Fermo immagine di Alberto Abbà

Provare vergogna

Si giocava la finale di un torneo di paese. Era un pomeriggio di settembre, la festa del santo patrono e a quei tempi andavano più di moda le bocce rispetto alle racchette del padel e del tennis.
Adesso quella bocciofila non c’è più, sostituita da campi con le reti, uno anche al coperto.
In finale due coppie, una composta da fratelli quasi coetanei sui quattordici anni, l’altra più sbilanciata, un ragazzo più grande verso la maggiore età e l’altro di una decina appena. I sorteggi funzionano così.
Partita combattuta, ai dodici. Nessuno vuole perdere, punto su punto.
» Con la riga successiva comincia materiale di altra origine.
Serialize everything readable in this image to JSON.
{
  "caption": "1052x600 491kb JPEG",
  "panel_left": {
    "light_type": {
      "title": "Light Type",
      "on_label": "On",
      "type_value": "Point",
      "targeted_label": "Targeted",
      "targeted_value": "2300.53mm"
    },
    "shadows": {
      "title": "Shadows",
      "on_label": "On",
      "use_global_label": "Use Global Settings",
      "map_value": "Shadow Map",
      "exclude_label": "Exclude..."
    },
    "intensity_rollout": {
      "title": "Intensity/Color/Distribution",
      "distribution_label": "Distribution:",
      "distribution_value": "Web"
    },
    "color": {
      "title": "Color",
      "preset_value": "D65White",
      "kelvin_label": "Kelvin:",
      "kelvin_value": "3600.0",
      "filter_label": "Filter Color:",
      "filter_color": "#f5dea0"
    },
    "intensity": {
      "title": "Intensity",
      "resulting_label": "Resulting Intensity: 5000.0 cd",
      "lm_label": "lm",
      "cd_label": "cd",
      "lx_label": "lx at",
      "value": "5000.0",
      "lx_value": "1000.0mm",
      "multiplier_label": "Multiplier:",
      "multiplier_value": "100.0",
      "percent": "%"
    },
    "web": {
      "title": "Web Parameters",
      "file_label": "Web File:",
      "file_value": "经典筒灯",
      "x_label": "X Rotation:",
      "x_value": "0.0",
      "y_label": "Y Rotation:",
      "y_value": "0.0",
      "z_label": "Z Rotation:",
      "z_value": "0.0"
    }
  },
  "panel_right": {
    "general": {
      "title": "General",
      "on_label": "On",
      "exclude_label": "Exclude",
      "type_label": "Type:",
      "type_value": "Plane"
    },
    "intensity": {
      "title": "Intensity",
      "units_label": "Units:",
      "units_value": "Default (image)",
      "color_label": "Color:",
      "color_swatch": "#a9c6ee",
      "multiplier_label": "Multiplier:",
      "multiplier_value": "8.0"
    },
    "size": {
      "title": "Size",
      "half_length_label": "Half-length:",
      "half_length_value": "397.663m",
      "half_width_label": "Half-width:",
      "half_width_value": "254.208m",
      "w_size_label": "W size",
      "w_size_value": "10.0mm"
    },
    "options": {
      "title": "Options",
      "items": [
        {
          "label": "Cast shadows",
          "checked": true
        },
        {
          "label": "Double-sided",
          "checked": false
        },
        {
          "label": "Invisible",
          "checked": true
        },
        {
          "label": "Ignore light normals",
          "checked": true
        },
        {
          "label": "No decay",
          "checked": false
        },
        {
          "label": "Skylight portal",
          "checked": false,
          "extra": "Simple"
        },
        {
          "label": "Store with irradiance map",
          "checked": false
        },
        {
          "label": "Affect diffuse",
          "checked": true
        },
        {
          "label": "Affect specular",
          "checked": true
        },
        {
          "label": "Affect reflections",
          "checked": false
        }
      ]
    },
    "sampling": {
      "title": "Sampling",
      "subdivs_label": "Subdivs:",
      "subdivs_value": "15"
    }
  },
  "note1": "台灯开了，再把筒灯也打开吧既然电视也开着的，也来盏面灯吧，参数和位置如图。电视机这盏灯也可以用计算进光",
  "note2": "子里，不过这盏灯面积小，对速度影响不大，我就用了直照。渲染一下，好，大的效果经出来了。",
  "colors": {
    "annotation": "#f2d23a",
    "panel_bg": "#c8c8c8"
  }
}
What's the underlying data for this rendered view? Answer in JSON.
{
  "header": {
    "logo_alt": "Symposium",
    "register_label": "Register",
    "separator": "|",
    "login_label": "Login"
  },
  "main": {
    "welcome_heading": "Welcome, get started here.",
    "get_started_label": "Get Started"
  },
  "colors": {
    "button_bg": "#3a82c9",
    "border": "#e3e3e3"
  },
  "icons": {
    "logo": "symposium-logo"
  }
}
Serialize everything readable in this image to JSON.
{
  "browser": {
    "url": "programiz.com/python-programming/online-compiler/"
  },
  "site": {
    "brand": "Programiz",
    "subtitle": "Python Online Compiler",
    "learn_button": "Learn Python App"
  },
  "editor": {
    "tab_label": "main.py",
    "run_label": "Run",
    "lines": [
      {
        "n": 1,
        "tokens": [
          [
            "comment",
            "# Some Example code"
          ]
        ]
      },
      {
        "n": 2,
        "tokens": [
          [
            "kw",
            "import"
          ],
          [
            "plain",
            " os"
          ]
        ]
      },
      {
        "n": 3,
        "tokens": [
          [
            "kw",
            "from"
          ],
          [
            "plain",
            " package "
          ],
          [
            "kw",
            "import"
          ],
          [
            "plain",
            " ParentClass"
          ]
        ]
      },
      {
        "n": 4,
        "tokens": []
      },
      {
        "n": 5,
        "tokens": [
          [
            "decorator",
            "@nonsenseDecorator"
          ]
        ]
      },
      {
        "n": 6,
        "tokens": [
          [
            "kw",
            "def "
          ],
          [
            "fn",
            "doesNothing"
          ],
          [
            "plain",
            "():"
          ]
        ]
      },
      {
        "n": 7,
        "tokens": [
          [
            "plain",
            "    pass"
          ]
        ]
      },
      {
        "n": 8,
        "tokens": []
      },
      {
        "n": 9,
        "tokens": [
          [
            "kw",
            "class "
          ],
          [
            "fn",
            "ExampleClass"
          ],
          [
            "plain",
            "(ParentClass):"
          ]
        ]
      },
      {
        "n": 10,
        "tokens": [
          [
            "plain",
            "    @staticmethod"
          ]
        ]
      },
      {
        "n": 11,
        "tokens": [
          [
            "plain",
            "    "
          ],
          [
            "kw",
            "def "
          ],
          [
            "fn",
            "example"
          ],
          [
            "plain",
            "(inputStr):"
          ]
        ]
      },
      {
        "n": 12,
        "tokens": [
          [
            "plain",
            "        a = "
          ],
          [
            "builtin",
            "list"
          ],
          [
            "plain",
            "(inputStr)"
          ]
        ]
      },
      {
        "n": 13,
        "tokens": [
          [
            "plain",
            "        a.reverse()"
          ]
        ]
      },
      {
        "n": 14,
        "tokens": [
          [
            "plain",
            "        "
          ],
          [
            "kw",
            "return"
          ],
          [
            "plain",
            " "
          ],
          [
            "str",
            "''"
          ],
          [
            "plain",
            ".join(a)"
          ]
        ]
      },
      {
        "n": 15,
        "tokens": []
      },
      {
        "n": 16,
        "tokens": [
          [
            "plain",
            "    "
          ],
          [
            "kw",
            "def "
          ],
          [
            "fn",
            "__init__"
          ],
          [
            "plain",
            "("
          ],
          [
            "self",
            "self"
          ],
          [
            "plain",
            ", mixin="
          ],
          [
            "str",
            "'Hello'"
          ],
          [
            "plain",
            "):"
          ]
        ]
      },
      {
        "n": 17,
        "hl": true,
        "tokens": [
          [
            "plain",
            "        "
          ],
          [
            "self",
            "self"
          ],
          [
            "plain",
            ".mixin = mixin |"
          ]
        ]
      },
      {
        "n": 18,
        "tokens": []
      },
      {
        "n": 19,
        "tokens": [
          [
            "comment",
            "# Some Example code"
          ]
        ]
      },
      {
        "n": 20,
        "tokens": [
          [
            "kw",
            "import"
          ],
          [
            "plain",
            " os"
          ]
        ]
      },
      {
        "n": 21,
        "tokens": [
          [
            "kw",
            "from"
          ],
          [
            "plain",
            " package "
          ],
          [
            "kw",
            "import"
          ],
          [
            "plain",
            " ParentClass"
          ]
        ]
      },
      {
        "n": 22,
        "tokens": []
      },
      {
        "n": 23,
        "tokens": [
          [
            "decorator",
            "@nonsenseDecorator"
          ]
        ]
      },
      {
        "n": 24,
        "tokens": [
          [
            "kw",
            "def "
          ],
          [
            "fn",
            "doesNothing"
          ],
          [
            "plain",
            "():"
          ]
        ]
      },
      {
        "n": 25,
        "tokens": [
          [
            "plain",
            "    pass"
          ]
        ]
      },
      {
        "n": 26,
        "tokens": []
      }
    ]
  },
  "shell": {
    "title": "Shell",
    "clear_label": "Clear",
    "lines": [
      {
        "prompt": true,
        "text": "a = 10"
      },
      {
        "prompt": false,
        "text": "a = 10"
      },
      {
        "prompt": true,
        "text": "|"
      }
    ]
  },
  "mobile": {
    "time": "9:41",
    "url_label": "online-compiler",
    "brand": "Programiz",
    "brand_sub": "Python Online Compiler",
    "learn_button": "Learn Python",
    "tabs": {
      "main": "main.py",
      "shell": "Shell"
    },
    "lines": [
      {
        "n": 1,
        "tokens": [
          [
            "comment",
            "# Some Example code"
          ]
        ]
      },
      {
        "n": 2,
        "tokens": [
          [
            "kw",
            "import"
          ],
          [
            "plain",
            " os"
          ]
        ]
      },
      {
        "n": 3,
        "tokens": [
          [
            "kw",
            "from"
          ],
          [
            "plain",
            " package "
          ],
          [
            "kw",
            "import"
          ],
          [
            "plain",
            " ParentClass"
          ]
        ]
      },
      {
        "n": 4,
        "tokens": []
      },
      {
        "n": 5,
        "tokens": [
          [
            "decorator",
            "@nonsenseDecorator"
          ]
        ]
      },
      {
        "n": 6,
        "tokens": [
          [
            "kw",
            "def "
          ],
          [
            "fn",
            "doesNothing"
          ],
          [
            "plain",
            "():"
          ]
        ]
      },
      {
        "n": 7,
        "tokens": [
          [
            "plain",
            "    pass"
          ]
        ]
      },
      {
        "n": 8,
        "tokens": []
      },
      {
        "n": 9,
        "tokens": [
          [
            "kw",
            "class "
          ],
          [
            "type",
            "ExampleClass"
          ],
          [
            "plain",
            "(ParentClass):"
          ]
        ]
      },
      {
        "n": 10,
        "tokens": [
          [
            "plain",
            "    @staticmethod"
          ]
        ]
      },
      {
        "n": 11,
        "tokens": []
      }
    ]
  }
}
Le coppie sono affiatate e con compiti ben precisi, chi parte per primo ha l’obiettivo di avvicinarsi al pallino, il secondo di bocciare aggredendo la boccia avversaria che fa punto o di incrementare il punteggio. 
La coppia dei fratelli sembra avere la meglio nel gioco decisivo. 
Il più piccolo fa una smorfia di disapprovazione: se solo quella boccia fosse qualche centimetro più in là si potrebbe ancora andare avanti e giocarsela almeno per un’altra mano. Il piede sulla boccia per un minimo spostamento in un momento non visto e il gioco sarebbe fatto. Ma il cuore aumenta i battiti, sudorazione al massimo, pugno allo stomaco, capogiro. La boccia resta dov’è, il piede la lascia libera, la partita è persa. 
Il ragazzino si guarda intorno, nessuno si è accorto di quell’intenzione in un tempo eterno durato un istante eppure tutti gli occhi di chi batte le mani sembrano indagatori e accusatori. 
Medaglietta d’oro ai vincitori, coppa argentata con mattonella di marmo alla base ai secondi classificati e appuntamento al prossimo anno.
Provare vergogna, anche solo per un’intenzione non trasformata in un gesto maldestro.
Custodire nel tempo, quel senso e quel malessere, a monito, nella consapevolezza che certi gesti poco aggiungono e molto tolgono.